Ничего. Вижу: мать ее чаем угощает — еще чай со стола прибрать не успели. Та с блюдечка спокойно тянет и говорит:

— Да-с! А сынок ваш, сударыня, за моего Федю копейку спросил.

— Без запросу, — говорит мать и улыбается.

— То есть как? — и блюдечко на стол поставила. — Вот этот кавалер Федю моего в копейку ценит, — и тычет на меня пальцем.

Мать мне мигнула: молчи, дескать.

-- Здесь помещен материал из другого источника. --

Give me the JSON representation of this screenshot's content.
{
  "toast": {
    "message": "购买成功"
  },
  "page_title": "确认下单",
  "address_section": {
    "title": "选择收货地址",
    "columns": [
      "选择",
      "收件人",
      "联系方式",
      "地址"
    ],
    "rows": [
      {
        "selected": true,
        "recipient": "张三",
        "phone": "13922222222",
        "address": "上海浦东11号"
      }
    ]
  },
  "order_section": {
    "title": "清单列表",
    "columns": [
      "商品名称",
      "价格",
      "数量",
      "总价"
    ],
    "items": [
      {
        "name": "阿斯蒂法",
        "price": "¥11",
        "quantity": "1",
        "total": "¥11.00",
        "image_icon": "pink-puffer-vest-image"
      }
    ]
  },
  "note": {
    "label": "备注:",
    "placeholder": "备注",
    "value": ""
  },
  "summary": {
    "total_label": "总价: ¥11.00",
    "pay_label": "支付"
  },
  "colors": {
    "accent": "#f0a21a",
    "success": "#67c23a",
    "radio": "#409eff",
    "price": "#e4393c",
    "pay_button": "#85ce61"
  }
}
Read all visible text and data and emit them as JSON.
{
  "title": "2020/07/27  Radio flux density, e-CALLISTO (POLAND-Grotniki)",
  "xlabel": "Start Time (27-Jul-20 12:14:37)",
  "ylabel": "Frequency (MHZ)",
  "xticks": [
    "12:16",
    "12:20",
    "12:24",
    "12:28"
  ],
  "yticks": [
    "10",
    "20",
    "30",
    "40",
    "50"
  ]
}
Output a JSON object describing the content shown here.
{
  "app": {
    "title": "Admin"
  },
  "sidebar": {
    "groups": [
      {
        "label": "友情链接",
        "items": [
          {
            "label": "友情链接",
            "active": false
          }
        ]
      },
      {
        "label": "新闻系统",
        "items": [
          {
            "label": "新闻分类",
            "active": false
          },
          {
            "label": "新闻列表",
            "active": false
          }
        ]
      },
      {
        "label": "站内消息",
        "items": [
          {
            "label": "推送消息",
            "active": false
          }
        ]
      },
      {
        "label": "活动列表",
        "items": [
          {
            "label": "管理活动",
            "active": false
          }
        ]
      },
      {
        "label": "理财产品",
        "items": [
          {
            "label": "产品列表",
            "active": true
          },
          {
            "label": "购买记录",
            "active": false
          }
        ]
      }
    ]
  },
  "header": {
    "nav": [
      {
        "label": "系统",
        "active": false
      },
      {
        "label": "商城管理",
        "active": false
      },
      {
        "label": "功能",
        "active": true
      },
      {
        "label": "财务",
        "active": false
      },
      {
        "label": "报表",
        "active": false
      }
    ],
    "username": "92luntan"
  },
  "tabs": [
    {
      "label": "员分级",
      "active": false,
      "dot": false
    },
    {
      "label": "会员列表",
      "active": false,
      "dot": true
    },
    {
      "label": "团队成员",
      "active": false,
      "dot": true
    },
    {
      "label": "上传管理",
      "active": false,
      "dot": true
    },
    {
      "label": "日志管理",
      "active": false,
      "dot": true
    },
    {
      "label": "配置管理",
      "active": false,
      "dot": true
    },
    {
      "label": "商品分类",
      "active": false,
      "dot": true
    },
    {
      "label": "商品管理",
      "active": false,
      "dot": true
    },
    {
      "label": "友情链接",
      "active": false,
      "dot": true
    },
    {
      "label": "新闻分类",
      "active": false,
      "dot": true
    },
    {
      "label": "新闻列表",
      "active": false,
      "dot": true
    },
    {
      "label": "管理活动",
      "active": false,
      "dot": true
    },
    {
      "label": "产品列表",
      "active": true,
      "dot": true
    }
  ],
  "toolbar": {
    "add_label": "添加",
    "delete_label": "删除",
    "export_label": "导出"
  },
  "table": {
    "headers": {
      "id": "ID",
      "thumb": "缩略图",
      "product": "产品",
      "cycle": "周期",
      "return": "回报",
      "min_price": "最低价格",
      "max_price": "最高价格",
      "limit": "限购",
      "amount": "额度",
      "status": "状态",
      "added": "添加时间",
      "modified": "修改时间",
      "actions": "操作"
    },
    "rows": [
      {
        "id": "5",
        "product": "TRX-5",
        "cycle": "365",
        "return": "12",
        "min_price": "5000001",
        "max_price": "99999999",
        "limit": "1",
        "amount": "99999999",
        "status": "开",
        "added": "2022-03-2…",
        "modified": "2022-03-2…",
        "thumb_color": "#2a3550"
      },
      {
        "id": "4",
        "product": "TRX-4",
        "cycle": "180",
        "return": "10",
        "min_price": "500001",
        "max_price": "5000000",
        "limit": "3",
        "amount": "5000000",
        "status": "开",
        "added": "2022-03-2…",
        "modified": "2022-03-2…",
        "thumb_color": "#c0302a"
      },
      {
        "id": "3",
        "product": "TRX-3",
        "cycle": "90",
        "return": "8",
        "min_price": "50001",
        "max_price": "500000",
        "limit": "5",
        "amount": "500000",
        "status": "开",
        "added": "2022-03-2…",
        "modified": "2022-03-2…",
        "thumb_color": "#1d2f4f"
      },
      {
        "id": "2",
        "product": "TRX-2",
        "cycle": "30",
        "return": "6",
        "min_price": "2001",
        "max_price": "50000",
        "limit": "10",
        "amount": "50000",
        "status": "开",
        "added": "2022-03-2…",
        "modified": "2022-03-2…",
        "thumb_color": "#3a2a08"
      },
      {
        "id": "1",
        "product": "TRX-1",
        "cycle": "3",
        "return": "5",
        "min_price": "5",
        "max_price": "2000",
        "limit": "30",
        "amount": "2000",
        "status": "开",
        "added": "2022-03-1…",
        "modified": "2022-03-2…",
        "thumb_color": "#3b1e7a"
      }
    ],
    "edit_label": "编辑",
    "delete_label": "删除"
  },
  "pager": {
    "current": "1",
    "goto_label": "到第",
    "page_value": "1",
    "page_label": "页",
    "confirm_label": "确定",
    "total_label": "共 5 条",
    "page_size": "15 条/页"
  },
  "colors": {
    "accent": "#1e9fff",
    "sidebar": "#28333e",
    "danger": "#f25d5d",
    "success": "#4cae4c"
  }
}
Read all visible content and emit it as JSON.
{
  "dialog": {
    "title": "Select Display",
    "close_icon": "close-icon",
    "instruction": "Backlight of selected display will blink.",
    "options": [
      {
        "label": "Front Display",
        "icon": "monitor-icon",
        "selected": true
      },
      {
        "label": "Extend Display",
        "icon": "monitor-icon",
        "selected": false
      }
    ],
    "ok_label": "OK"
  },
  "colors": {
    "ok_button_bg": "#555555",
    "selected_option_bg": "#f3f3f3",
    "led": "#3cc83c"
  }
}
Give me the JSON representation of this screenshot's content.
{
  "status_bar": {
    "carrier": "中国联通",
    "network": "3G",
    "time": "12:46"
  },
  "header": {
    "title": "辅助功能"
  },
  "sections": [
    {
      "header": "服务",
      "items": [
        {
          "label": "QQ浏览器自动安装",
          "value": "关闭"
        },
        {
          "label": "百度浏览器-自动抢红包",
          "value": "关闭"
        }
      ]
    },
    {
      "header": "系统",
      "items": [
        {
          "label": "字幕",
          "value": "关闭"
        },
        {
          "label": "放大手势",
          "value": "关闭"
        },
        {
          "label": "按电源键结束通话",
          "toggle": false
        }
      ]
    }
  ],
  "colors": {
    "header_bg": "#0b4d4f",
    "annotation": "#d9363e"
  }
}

А сама спрашивает:

— Ну, а ваша цена?

— Как, то есть, цена? — и вытаращила глаза на мою мать.

— Вот, говорите, копейку — это он малую очень цену поставил, вы недовольны. Так ваша какая будет цена? Рубль? Два с полтиной? Красненькая?

Федина мамаша даже шаль с головы стянула и глазами заморгала.

— Что это? А ты своего во сколько? Вот этого?

— Да он не теленок, я им не торгую.

— А мой-то — гусь, что ли? — и привстала, к матери присунулась. Думал, вцепится.

А мать говорит:

— А коли не гусь, так за чем же дело стало? Нечего ни продавать, ни на сахар менять.

Та так и села. Глазами хлопает, молчит. Минуту добрую молчала, потом руки развела, опять свела.

— Милая, да как же это у нас вышло-то… что Федя-то — не гусь. Тьфу, что я… не тот… ну, как оно? Ох, да и грех! — рассмеялась. — Ох, милая, да и что ведь Федя надумал уже: «Дайте, говорит, мамаша, я его в воду невзначай спихну, да и сам сейчас прыгну и пока что вытащу. Это — чтоб на квит вышло». А я говорю: «Феденька, бойся ты теперь этой воды, сам, гляди, утонешь и, неровен час, он опять тебя же вытащит».

«Нет, — думаю я, — уж теперь не тащил бы: натерпелся я, уж пусть кто-нибудь, только боюсь я теперь утопленников».

Тут она стала мою мать целовать. Шаль накинула — и к дверям.

— Будем знакомы!

А мать:

— Сахар-то, сахар забыли.

Гляжу: верно, голова сахару осталась на полу.

Я подал.

А Федя стал к нам в гавань приходить рыбу ловить. Прозванье так за ним и осталось: Федя-утопленник. Давно это было. Теперь, пожалуй, в наших водах такого не выловишь.